Ani Chamichian markets books for Inner Ocean, Duncan Baird and Watkins. After 22 years in the business, "the one thing that I do differently now is post parts of books on internet sites," Chamichian says. "That is where the true believer goes." And the "fringier the book," she says, the better it will do. Civilization One by Christopher Knight and Alan Butler (Duncan Baird, 2006) was picked up by bloggers and sites devoted to ancient civilizations. Now she has authors give her content she can post somewhere long before the book is published.

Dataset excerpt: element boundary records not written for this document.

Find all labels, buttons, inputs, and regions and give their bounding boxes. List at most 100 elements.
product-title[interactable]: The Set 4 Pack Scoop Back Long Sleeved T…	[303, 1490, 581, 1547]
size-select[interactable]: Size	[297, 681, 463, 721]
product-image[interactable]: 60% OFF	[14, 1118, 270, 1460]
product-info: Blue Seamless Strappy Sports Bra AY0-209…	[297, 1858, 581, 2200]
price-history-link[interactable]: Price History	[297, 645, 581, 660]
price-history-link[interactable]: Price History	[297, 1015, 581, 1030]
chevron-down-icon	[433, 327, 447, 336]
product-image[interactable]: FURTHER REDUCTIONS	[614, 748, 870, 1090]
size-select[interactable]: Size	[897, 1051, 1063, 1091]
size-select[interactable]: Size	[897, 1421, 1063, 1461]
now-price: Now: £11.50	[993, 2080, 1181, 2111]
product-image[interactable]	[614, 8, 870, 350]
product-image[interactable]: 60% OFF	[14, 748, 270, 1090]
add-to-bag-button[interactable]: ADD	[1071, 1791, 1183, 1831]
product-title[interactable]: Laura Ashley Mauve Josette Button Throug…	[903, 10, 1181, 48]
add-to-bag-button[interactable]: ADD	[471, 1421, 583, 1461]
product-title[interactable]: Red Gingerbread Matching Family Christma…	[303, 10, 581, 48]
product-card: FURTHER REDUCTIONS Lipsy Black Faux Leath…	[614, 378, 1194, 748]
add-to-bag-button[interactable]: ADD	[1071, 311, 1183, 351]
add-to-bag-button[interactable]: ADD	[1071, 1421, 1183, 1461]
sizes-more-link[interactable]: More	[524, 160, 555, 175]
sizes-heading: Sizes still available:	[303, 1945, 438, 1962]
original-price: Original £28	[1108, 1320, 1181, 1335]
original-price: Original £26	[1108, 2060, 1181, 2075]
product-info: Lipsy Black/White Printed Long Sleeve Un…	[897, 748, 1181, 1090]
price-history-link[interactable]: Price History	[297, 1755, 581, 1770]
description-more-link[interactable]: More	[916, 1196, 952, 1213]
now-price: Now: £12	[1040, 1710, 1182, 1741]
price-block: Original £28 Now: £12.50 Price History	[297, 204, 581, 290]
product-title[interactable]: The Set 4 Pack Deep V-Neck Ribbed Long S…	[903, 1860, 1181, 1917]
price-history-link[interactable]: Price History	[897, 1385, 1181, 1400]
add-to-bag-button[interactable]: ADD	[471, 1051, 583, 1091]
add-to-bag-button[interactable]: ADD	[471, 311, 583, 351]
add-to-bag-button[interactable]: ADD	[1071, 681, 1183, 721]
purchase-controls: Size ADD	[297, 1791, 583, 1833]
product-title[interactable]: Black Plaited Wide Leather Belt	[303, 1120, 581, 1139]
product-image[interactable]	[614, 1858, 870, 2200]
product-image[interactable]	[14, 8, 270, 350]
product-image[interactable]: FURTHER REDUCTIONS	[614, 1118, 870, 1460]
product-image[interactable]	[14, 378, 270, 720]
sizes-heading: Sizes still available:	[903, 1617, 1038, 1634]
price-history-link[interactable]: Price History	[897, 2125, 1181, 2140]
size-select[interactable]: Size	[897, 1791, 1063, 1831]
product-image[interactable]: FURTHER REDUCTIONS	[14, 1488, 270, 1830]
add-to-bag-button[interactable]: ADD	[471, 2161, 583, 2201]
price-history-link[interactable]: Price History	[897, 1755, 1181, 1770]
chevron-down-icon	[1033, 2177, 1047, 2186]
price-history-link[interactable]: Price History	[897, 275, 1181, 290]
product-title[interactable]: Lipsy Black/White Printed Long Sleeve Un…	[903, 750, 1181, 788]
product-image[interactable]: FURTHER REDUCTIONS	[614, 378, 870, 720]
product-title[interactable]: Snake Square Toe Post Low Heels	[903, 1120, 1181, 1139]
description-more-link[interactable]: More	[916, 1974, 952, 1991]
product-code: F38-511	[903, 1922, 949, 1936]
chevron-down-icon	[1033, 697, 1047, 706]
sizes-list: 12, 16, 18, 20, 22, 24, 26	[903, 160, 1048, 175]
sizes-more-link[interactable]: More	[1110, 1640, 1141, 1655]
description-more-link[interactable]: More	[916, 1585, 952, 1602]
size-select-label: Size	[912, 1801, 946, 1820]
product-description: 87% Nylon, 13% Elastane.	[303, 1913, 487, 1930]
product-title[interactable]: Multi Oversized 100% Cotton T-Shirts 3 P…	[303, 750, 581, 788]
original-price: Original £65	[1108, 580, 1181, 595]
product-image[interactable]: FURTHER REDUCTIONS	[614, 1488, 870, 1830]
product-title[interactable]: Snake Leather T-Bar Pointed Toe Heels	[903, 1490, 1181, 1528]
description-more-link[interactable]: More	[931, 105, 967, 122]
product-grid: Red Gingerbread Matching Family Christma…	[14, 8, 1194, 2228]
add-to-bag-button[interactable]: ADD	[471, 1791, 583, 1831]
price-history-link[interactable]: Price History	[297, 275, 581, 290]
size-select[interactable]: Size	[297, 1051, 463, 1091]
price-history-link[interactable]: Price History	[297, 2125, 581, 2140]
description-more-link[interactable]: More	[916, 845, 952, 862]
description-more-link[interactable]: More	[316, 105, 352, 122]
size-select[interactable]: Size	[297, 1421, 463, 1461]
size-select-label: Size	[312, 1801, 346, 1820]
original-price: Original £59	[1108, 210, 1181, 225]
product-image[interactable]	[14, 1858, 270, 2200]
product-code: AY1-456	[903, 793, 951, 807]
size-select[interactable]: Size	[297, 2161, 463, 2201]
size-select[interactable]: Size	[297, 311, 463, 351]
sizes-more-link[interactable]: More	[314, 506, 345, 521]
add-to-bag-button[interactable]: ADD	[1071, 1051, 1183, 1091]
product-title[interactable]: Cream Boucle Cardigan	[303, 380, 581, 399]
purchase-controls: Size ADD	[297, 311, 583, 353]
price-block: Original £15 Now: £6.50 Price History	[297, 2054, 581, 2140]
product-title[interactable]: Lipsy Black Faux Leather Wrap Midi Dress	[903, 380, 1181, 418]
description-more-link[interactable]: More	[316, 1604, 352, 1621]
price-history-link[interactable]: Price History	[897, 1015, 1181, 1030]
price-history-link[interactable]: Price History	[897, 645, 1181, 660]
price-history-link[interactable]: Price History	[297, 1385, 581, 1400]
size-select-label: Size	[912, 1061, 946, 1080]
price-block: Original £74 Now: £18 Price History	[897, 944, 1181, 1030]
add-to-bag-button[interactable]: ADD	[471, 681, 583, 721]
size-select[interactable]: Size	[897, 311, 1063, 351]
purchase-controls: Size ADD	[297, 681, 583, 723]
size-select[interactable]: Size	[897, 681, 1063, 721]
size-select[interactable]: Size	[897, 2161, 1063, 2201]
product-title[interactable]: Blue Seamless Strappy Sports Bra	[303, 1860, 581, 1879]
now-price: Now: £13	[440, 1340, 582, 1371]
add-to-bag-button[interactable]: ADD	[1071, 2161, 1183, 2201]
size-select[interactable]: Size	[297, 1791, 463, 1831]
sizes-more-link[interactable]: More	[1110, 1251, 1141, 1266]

Margarete Nielsen, Hay House's marketing director, says, "Rather than spend $100,000 on one ad in O Magazine, we'd rather use that budget where we know we can measure results, and that's in online marketing." Hay House has an advantage, with numerous MBS-oriented Web sites in its own family: HayHouseRadio.com and Angeltherapy.com, to name just two. Hay House expanded its budget for pay-per-click advertising, Internet banner ads and e-mail marketing. Two books that will get a big Internet push are Your Destiny Switch (May) by Peggy McColl (herself an online marketer through her company, Dynamic Destinies) and Wayne Dyer's Change Your Thoughts—Change Your Life: Living the Wisdom of the Tao (Aug.).

Sometimes nothing can replace good old-fashioned legwork. At Himalayan Institute Press, marketing manager Laura Brownell never goes to the dentist or doctor without taking the company's magazine, Yoga + Joyful Living, with reply cards, flyers and blow-ins. Himalayan does no podcasts, no viral marketing, no blogging, and it only e-mails people who ask for info—a low-tech approach Brownell says makes sense for the MBS reader. "New Age clientele do not want to get e-mailed," she says. "It is becoming increasingly common that people are saying no. So we try to get [ads and coverage] in magazines that we know our clientele read."

What will future MBS marketing plans look like? Less paper, more ether, most publishers say. But don't count the magazines—big or small—out yet. "They will still be there, and we will still have a relationship with them," says Red Wheel/Weiser's Kerber. "But more people today get information online, and clearly our marketing has to move in that direction. I don't see it as an either/or—I see it as an increase in opportunities to get to those consumers who have an affinity for our books."